Sunday, October 2, 2011

chapter 6 consumer decision making

On a rainy afternoon, as I was seating by my window reading the definition of subculture from my Kindle DX. I stared to wonder who the Kindle users are.

As a kindle owner myself, I analyzed the reasons why I got Kindle in the first place:
              As a student, I purchase second hand text book on amazon.com. When Kindle first came out, I saw the advertizing on the website. At the moment, I didn’t really pay much attention to it. Until one day (that was about 2 years ago) I saw one of them lying on my boyfriend’s bed, it’s smaller and lighter than what I had expected. I went online to do some more research that day after I got home and made a decision to buy is because I m just so tired of carrying books with me on the train and not able to read it. (imagine a girl on the subway with a one shouldered hand bag filled with textbook; jacket and coffee in one hand and book in the other while she is trying to hold on to something and wondering if someone can just please turn the page for her )

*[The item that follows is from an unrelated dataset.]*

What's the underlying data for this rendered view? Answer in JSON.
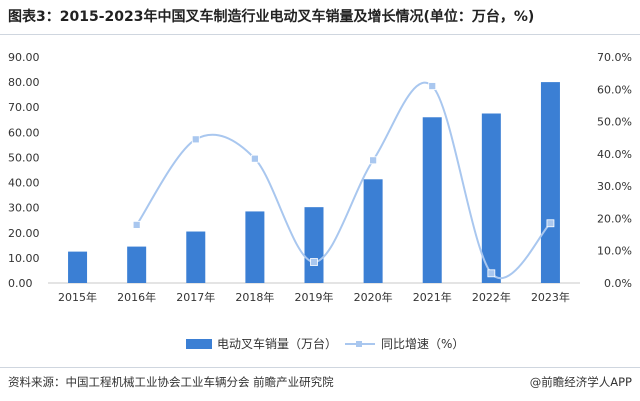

its ever easy free standing in a subway cart.......
              After receiving my kindle, the first thing I did was to download a whole bunch of classics that I love but wasn’t able to get to for a long time. (Since I moved to my tinny apartment in New York, most of my books are either in my storage unit or at my parents’ house in PA.) Getting back in touch with my dearest friend like Jane Austin for free wasn’t even the greatest news, what really got me committed to this long term relationship with Kindle was the prices on my text books. For example, paying only $18 for a book that retails $98(even the second hands sales about $45). Even though not all my text books are available in Kindle form, the space it saved on my shelves and the portability of it makes me smile every day.

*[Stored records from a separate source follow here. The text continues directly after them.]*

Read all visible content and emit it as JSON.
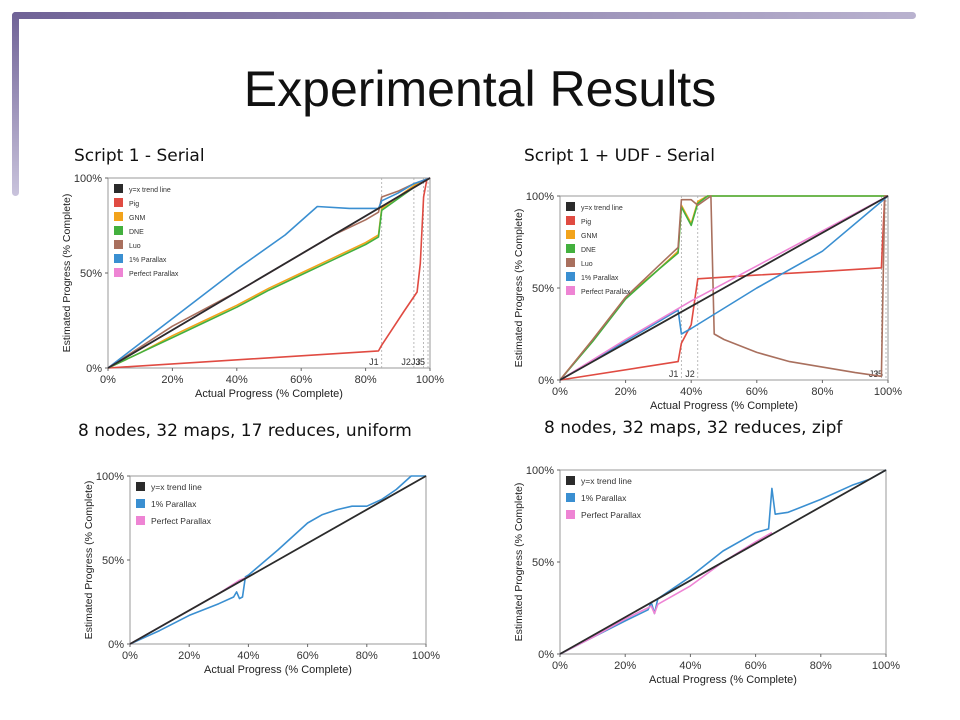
{
  "slide": {
    "title": "Experimental Results",
    "accent_color": "#7a6ea3"
  },
  "captions": {
    "top_left": "Script 1 - Serial",
    "top_right": "Script 1 + UDF - Serial",
    "bottom_left": "8 nodes, 32 maps, 17 reduces, uniform",
    "bottom_right": "8 nodes, 32 maps, 32 reduces, zipf"
  },
  "colors": {
    "y=x trend line": "#2b2b2b",
    "Pig": "#e04b42",
    "GNM": "#f2a31b",
    "DNE": "#43b03e",
    "Luo": "#a9705e",
    "1% Parallax": "#3a8fd1",
    "Perfect Parallax": "#ee84d4"
  },
  "chart_data": [
    {
      "type": "line",
      "xlabel": "Actual Progress (% Complete)",
      "ylabel": "Estimated Progress (% Complete)",
      "xticks": [
        "0%",
        "20%",
        "40%",
        "60%",
        "80%",
        "100%"
      ],
      "yticks": [
        "0%",
        "50%",
        "100%"
      ],
      "xlim": [
        0,
        100
      ],
      "ylim": [
        0,
        100
      ],
      "legend_position": "top-left",
      "job_markers": [
        {
          "label": "J1",
          "x": 85
        },
        {
          "label": "J2",
          "x": 95
        },
        {
          "label": "J3",
          "x": 98
        },
        {
          "label": "J5",
          "x": 101
        }
      ],
      "series": [
        {
          "name": "y=x trend line",
          "points": [
            [
              0,
              0
            ],
            [
              100,
              100
            ]
          ]
        },
        {
          "name": "Pig",
          "points": [
            [
              0,
              0
            ],
            [
              84,
              9
            ],
            [
              85,
              12
            ],
            [
              92,
              30
            ],
            [
              96,
              40
            ],
            [
              97,
              55
            ],
            [
              98,
              90
            ],
            [
              99,
              99
            ],
            [
              100,
              100
            ]
          ]
        },
        {
          "name": "GNM",
          "points": [
            [
              0,
              0
            ],
            [
              10,
              8
            ],
            [
              20,
              17
            ],
            [
              30,
              25
            ],
            [
              40,
              33
            ],
            [
              50,
              42
            ],
            [
              60,
              50
            ],
            [
              70,
              58
            ],
            [
              80,
              66
            ],
            [
              84,
              70
            ],
            [
              85,
              84
            ],
            [
              90,
              90
            ],
            [
              95,
              96
            ],
            [
              100,
              100
            ]
          ]
        },
        {
          "name": "DNE",
          "points": [
            [
              0,
              0
            ],
            [
              10,
              8
            ],
            [
              20,
              16
            ],
            [
              30,
              24
            ],
            [
              40,
              32
            ],
            [
              50,
              41
            ],
            [
              60,
              49
            ],
            [
              70,
              57
            ],
            [
              80,
              65
            ],
            [
              84,
              69
            ],
            [
              85,
              83
            ],
            [
              90,
              89
            ],
            [
              95,
              95
            ],
            [
              100,
              100
            ]
          ]
        },
        {
          "name": "Luo",
          "points": [
            [
              0,
              0
            ],
            [
              20,
              22
            ],
            [
              40,
              40
            ],
            [
              50,
              50
            ],
            [
              60,
              60
            ],
            [
              70,
              70
            ],
            [
              80,
              78
            ],
            [
              84,
              82
            ],
            [
              85,
              90
            ],
            [
              90,
              93
            ],
            [
              95,
              97
            ],
            [
              100,
              100
            ]
          ]
        },
        {
          "name": "1% Parallax",
          "points": [
            [
              0,
              0
            ],
            [
              20,
              26
            ],
            [
              40,
              52
            ],
            [
              55,
              70
            ],
            [
              65,
              85
            ],
            [
              75,
              84
            ],
            [
              84,
              84
            ],
            [
              85,
              88
            ],
            [
              90,
              92
            ],
            [
              95,
              97
            ],
            [
              100,
              100
            ]
          ]
        },
        {
          "name": "Perfect Parallax",
          "points": [
            [
              0,
              0
            ],
            [
              100,
              100
            ]
          ]
        }
      ]
    },
    {
      "type": "line",
      "xlabel": "Actual Progress (% Complete)",
      "ylabel": "Estimated Progress (% Complete)",
      "xticks": [
        "0%",
        "20%",
        "40%",
        "60%",
        "80%",
        "100%"
      ],
      "yticks": [
        "0%",
        "50%",
        "100%"
      ],
      "xlim": [
        0,
        100
      ],
      "ylim": [
        0,
        100
      ],
      "legend_position": "top-left",
      "job_markers": [
        {
          "label": "J1",
          "x": 37
        },
        {
          "label": "J2",
          "x": 42
        },
        {
          "label": "J3",
          "x": 98
        },
        {
          "label": "J5",
          "x": 101
        }
      ],
      "series": [
        {
          "name": "y=x trend line",
          "points": [
            [
              0,
              0
            ],
            [
              100,
              100
            ]
          ]
        },
        {
          "name": "Pig",
          "points": [
            [
              0,
              0
            ],
            [
              36,
              10
            ],
            [
              37,
              20
            ],
            [
              40,
              30
            ],
            [
              42,
              55
            ],
            [
              60,
              57
            ],
            [
              80,
              59
            ],
            [
              98,
              61
            ],
            [
              99,
              100
            ],
            [
              100,
              100
            ]
          ]
        },
        {
          "name": "GNM",
          "points": [
            [
              0,
              0
            ],
            [
              10,
              22
            ],
            [
              20,
              45
            ],
            [
              30,
              60
            ],
            [
              36,
              70
            ],
            [
              37,
              95
            ],
            [
              40,
              85
            ],
            [
              42,
              97
            ],
            [
              45,
              100
            ],
            [
              100,
              100
            ]
          ]
        },
        {
          "name": "DNE",
          "points": [
            [
              0,
              0
            ],
            [
              10,
              21
            ],
            [
              20,
              44
            ],
            [
              30,
              60
            ],
            [
              36,
              69
            ],
            [
              37,
              94
            ],
            [
              40,
              84
            ],
            [
              42,
              96
            ],
            [
              45,
              100
            ],
            [
              100,
              100
            ]
          ]
        },
        {
          "name": "Luo",
          "points": [
            [
              0,
              0
            ],
            [
              10,
              22
            ],
            [
              20,
              45
            ],
            [
              30,
              62
            ],
            [
              36,
              72
            ],
            [
              37,
              98
            ],
            [
              40,
              98
            ],
            [
              42,
              95
            ],
            [
              46,
              100
            ],
            [
              47,
              25
            ],
            [
              50,
              22
            ],
            [
              60,
              15
            ],
            [
              70,
              10
            ],
            [
              80,
              7
            ],
            [
              90,
              4
            ],
            [
              98,
              2
            ],
            [
              99,
              100
            ],
            [
              100,
              100
            ]
          ]
        },
        {
          "name": "1% Parallax",
          "points": [
            [
              0,
              0
            ],
            [
              36,
              38
            ],
            [
              37,
              25
            ],
            [
              40,
              28
            ],
            [
              60,
              50
            ],
            [
              80,
              70
            ],
            [
              100,
              100
            ]
          ]
        },
        {
          "name": "Perfect Parallax",
          "points": [
            [
              0,
              0
            ],
            [
              20,
              22
            ],
            [
              40,
              43
            ],
            [
              60,
              62
            ],
            [
              80,
              81
            ],
            [
              100,
              100
            ]
          ]
        }
      ]
    },
    {
      "type": "line",
      "xlabel": "Actual Progress (% Complete)",
      "ylabel": "Estimated Progress (% Complete)",
      "xticks": [
        "0%",
        "20%",
        "40%",
        "60%",
        "80%",
        "100%"
      ],
      "yticks": [
        "0%",
        "50%",
        "100%"
      ],
      "xlim": [
        0,
        100
      ],
      "ylim": [
        0,
        100
      ],
      "legend_position": "top-left",
      "job_markers": [],
      "series": [
        {
          "name": "y=x trend line",
          "points": [
            [
              0,
              0
            ],
            [
              100,
              100
            ]
          ]
        },
        {
          "name": "1% Parallax",
          "points": [
            [
              0,
              0
            ],
            [
              10,
              8
            ],
            [
              20,
              17
            ],
            [
              30,
              24
            ],
            [
              35,
              28
            ],
            [
              36,
              31
            ],
            [
              37,
              27
            ],
            [
              38,
              28
            ],
            [
              39,
              40
            ],
            [
              40,
              41
            ],
            [
              50,
              56
            ],
            [
              60,
              72
            ],
            [
              65,
              77
            ],
            [
              70,
              80
            ],
            [
              75,
              82
            ],
            [
              80,
              82
            ],
            [
              85,
              86
            ],
            [
              90,
              92
            ],
            [
              95,
              100
            ],
            [
              100,
              100
            ]
          ]
        },
        {
          "name": "Perfect Parallax",
          "points": [
            [
              0,
              0
            ],
            [
              10,
              10
            ],
            [
              20,
              20
            ],
            [
              30,
              30
            ],
            [
              37,
              38
            ],
            [
              40,
              40
            ]
          ]
        }
      ]
    },
    {
      "type": "line",
      "xlabel": "Actual Progress (% Complete)",
      "ylabel": "Estimated Progress (% Complete)",
      "xticks": [
        "0%",
        "20%",
        "40%",
        "60%",
        "80%",
        "100%"
      ],
      "yticks": [
        "0%",
        "50%",
        "100%"
      ],
      "xlim": [
        0,
        100
      ],
      "ylim": [
        0,
        100
      ],
      "legend_position": "top-left",
      "job_markers": [],
      "series": [
        {
          "name": "y=x trend line",
          "points": [
            [
              0,
              0
            ],
            [
              100,
              100
            ]
          ]
        },
        {
          "name": "1% Parallax",
          "points": [
            [
              0,
              0
            ],
            [
              10,
              9
            ],
            [
              20,
              18
            ],
            [
              27,
              24
            ],
            [
              28,
              28
            ],
            [
              29,
              22
            ],
            [
              30,
              30
            ],
            [
              40,
              42
            ],
            [
              50,
              56
            ],
            [
              60,
              66
            ],
            [
              64,
              68
            ],
            [
              65,
              90
            ],
            [
              66,
              76
            ],
            [
              70,
              77
            ],
            [
              80,
              84
            ],
            [
              90,
              92
            ],
            [
              95,
              95
            ],
            [
              100,
              100
            ]
          ]
        },
        {
          "name": "Perfect Parallax",
          "points": [
            [
              0,
              0
            ],
            [
              10,
              9
            ],
            [
              20,
              19
            ],
            [
              28,
              26
            ],
            [
              29,
              22
            ],
            [
              30,
              27
            ],
            [
              40,
              37
            ],
            [
              50,
              50
            ],
            [
              60,
              61
            ],
            [
              65,
              66
            ]
          ]
        }
      ]
    }
  ]
}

 What I realized is that all those problems that Kindle salved for me, like no storage space; hard to carry; price factors; no time to go to a book store or just simply don’t want to wait for shipping, were problems that a lot my fellow New Yorkers face every day too. And if getting a kindle salved those problems for me, it would do the same for them too!
Now, it’s almost imposable to not to see a kindle when you get on a subway cart. And what you see is normally a young professional rushing from point A to point B every day yet not willing to give up their reading time. Kindle has become a label for a subculture of modern; knowledge craving people in our generation.